Yadukrishnan chants the Gayatri Mantra in a soft voice but it carries through the 150-year-old Siva temple in Keezhcherivalkadavu, a small hamlet in Kerala’s Pathanamthitta district. His day began at 4.30 a.m. and after a dip in the Pampa river, it is time to prepare for his priestly duties. Soon there will be a throng of devotees to attend to.
As a little boy, Yadukrishnan would collect flowers for pujas at the village temple in Chalakudy, Thrissur district, where his parents worked as farmers. He seemed to have an interest in temple rituals even as a child, recall his parents, P.K. Ravi and Leela.
When he was six, he was recruited as a helper at the temple by K.K. Anirudhan, who was the tantri (priest) there; and at 12, the boy joined the residential Sree Gurudeva Vaidika Tantra Vidyapeedhom, a religious school, run by the tantri in North Paravur, Ernakulam district.
Glory at 22
Yadukrishnan’s parents could not have known then that their son would, at 22, become the first Dalit head priest (melsanthi) to be appointed at a temple run by the State-sponsored Travancore Devaswom Board (TDB).
Yadukrishnan ranked fourth in the first examination conducted by the Devaswom Recruitment Board, established after the Kerala Legislative Assembly passed the Kerala Devaswom Recruitment Board Act in 2015 to ensure transparency in the appointment of Devaswom employees, including priests. In its first round of recruitment, the board selected 36 people from backward communities, including six Dalit priests, and Yadukrishna became the first Dalit to be appointed as priest at a TDB temple.
It was a historic day on October 8, when Yadukrishnan accompanied by his guru, Anirudhan Tantri, reached the village to assume charge at the Manappuram Siva Temple.
A throng of devotees gave the young priest a rousing reception and followed him to the temple in a ceremonial procession reciting Vanchippattu verses in praise of Krishna to drum beats. To Yadukrshnan, “performing rituals at a temple is about devotion and not a mere job.”
“A priest should be someone who is capable of leading society. Their words, deeds, and life should be a model to the rest of society. I could see these qualities in Yadukrishnan,‘’ says the 62-year-old tantri Anirudhan, who describes his student as “a studious seeker”.
Learning mantras and performing rituals need much patience and perseverance, he adds. The knowledge of Sanskrit is necessary. Yadukrishnan is pursuing a Masters in Sanskrit at a college in Kodungallur in Thrissur.

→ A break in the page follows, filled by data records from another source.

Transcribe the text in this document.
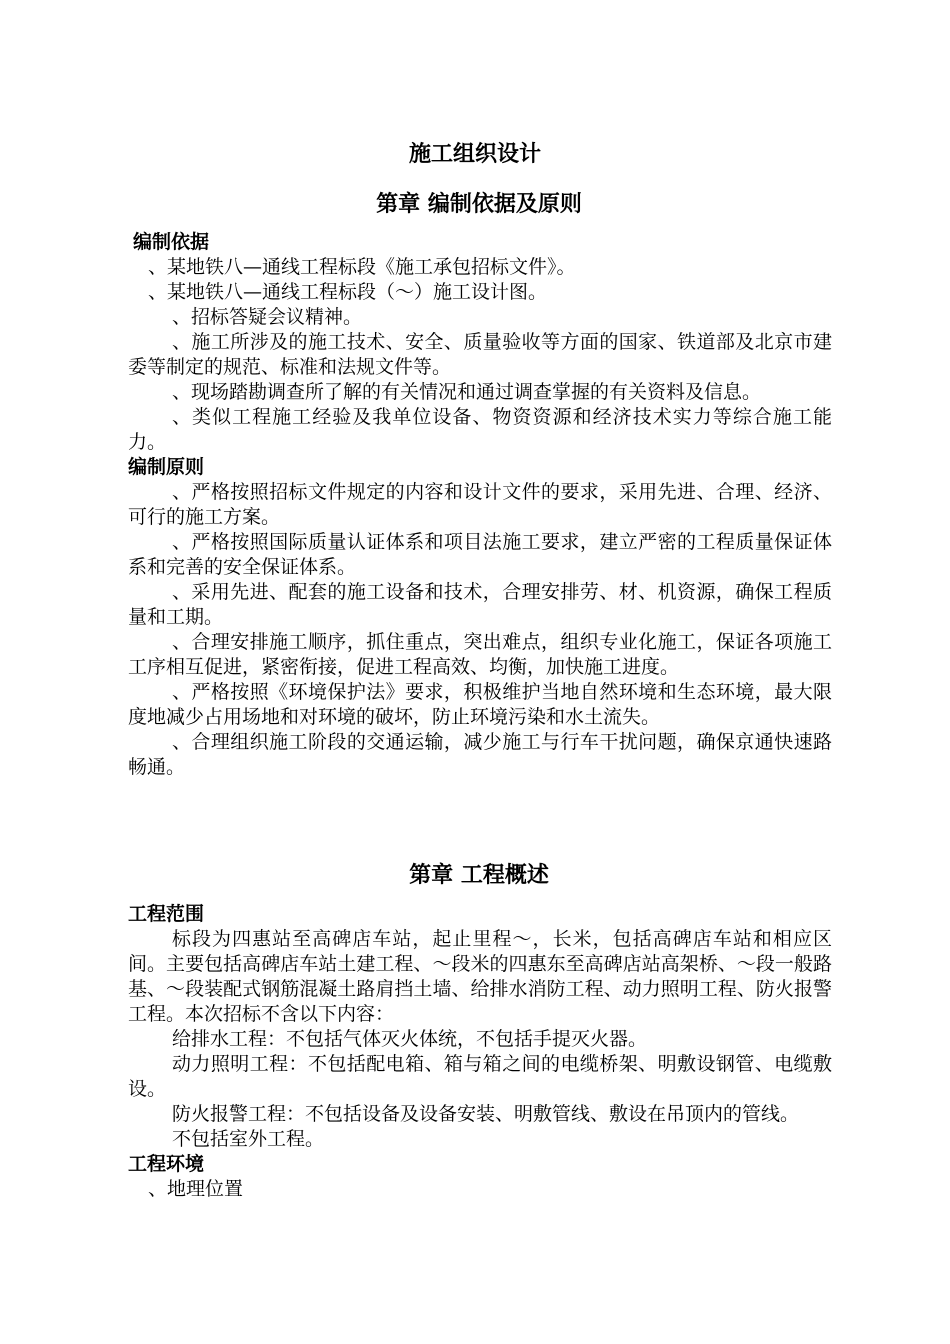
施工组织设计
第章 编制依据及原则
编制依据

、某地铁八—通线工程标段《施工承包招标文件》。

、某地铁八—通线工程标段（～）施工设计图。

、招标答疑会议精神。

、施工所涉及的施工技术、安全、质量验收等方面的国家、铁道部及北京市建委等制定的规范、标准和法规文件等。

、现场踏勘调查所了解的有关情况和通过调查掌握的有关资料及信息。

、类似工程施工经验及我单位设备、物资资源和经济技术实力等综合施工能力。

编制原则

、严格按照招标文件规定的内容和设计文件的要求，采用先进、合理、经济、可行的施工方案。

、严格按照国际质量认证体系和项目法施工要求，建立严密的工程质量保证体系和完善的安全保证体系。

、采用先进、配套的施工设备和技术，合理安排劳、材、机资源，确保工程质量和工期。

、合理安排施工顺序，抓住重点，突出难点，组织专业化施工，保证各项施工工序相互促进，紧密衔接，促进工程高效、均衡，加快施工进度。

、严格按照《环境保护法》要求，积极维护当地自然环境和生态环境，最大限度地减少占用场地和对环境的破坏，防止环境污染和水土流失。

、合理组织施工阶段的交通运输，减少施工与行车干扰问题，确保京通快速路畅通。

第章 工程概述
工程范围

标段为四惠站至高碑店车站，起止里程～，长米，包括高碑店车站和相应区间。主要包括高碑店车站土建工程、～段米的四惠东至高碑店站高架桥、～段一般路基、～段装配式钢筋混凝土路肩挡土墙、给排水消防工程、动力照明工程、防火报警工程。本次招标不含以下内容：

给排水工程：不包括气体灭火体统，不包括手提灭火器。

动力照明工程：不包括配电箱、箱与箱之间的电缆桥架、明敷设钢管、电缆敷设。

防火报警工程：不包括设备及设备安装、明敷管线、敷设在吊顶内的管线。

不包括室外工程。

工程环境

、地理位置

“Had I not met Anirudhan Tantri, my life would have been very different,” says Yadukrishnan, standing with folded hands. “The villagers are caring and I am happy here.”
Meanwhile, the young priest was given another grand reception recently, this time by the Hindu Aikya Vedi in North Paravur, Ernakulam, where scholars and devotees of various castes felicitated him. Says K. Prabhakaran of Hindu Aikya Vedi: “The step taken by the TDB to eliminate caste in priesthood is praiseworthy and historic.